I found it much more efficient to just point the log file to my own /myproject
, where the daemon has guaranteed access as www-data
. And also don't forget to make the whole project accessible to www-data
or the daemon will fail with an Internal Server error message
. -->
sudo chown www-data:www-data -R /myproject/
Restart uwsgi daemon:
sudo service uwsgi restart
2) Now you have three log files to lookout for:
tail -f /var/log/upstart/uwsgi.log
--> Shows problems with your daemon upon start
tail -f /var/log/nginx/error.log
--> Shows permission problems when wsgi access is refused, often because /tmp/uwsgi.sock
file is owned by root
instead of www-data
. In that case simply delete the sock file sudo rm /tmp/uwsgi.sock
tail -f /myproject/error.log
--> Shows errors thrown by uwsgi in your application
This combination of log files helped me to figure out that I also had a bad import with Flask-Babel in my Flask application.

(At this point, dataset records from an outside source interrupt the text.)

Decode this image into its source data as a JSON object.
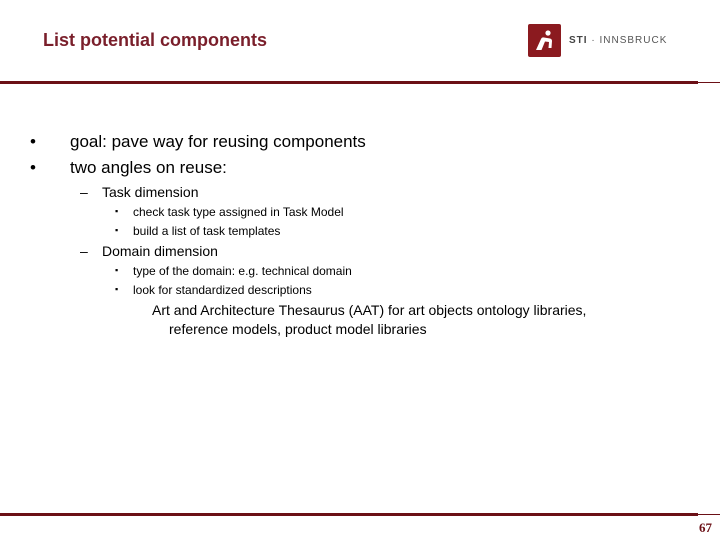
{
  "slide": {
    "title": "List potential components",
    "logo": {
      "brand": "STI",
      "separator": "·",
      "location": "INNSBRUCK"
    },
    "page_number": "67",
    "colors": {
      "accent": "#7a1f2b",
      "rule": "#6b1016",
      "logo_bg": "#8b1a1f"
    }
  },
  "bullets": [
    {
      "marker": "•",
      "text": "goal: pave way for reusing components"
    },
    {
      "marker": "•",
      "text": "two angles on reuse:"
    }
  ],
  "sub": [
    {
      "marker": "–",
      "text": "Task dimension",
      "items": [
        {
          "marker": "▪",
          "text": "check task type assigned in Task Model"
        },
        {
          "marker": "▪",
          "text": "build a list of task templates"
        }
      ]
    },
    {
      "marker": "–",
      "text": "Domain dimension",
      "items": [
        {
          "marker": "▪",
          "text": "type of the domain: e.g. technical domain"
        },
        {
          "marker": "▪",
          "text": "look for  standardized descriptions"
        }
      ]
    }
  ],
  "continuation": {
    "line1": "Art and Architecture Thesaurus (AAT) for art objects ontology libraries,",
    "line2": "reference models, product model libraries"
  }
}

Bad in that sense, that the way I utilized the library was falling back to the system's locale to determine the datetime format.
File "/myproject/F11/Engineering/f11_app/templates/show_records.html", line 25, in block "body"
<td>{{ record.record_date|format_date }}</td>
File "./f11_app/filters.py", line 7, in format_date
day = babel_dates.format_date(value, "EE")
File "/myproject/myproject-env/local/lib/python2.7/site-packages/babel/dates.py", line 459, in format_date
return pattern.apply(date, locale)
File "/myproject/myproject-env/local/lib/python2.7/site-packages/babel/dates.py", line 702, in apply
return self % DateTimeFormat(datetime, locale)
File "/myproject/myproject-env/local/lib/python2.7/site-packages/babel/dates.py", line 699, in __mod__
return self.format % other
File "/myproject/myproject-env/local/lib/python2.7/site-packages/babel/dates.py", line 734, in __getitem__
return self.format_weekday(char, num)
File "/myproject/myproject-env/local/lib/python2.7/site-packages/babel/dates.py", line 821, in format_weekday
return get_day_names(width, context, self.locale)[weekday]
File "/myproject/myproject-env/local/lib/python2.7/site-packages/babel/dates.py", line 69, in get_day_names
return Locale.parse(locale).days[context][width]
AttributeError: 'NoneType' object has no attribute 'days'
This is the way I was using the Flask filter:
import babel.dates as babel_dates
@app.template_filter('format_date')
def format_date(value):
day = babel_dates.format_date(value, "EE")
return '{0} {1}'.format(day.upper(), affix(value.day))
The strangest part is that this code is working perfectly fine within the dev environment (!). It works even fine when running the uwsgi as a root process from the command line. But it fails when ran by the www-data daemon. This must have something to do with how the locale is set, which Flask-Babel is trying to fall back to.
When I changed the import like this, it all worked finally with the daemon:
from flask.ext.babel import format_date
@app.template_filter('format_date1')
def format_date1(value):
day = format_date(value, "EE")
return '{0} {1}'.format(day.upper(), affix(value.day))
Hence be careful when using Eclipse/Aptana Studio that is trying to pick the right namespace for your classes in code. It can really turn ugly.
It is now working perfectly fine as a uwsgi daemon on an Amazon Ec2 (Ubuntu 12.04) since 2 days. I hope this experience helps fellow python developers.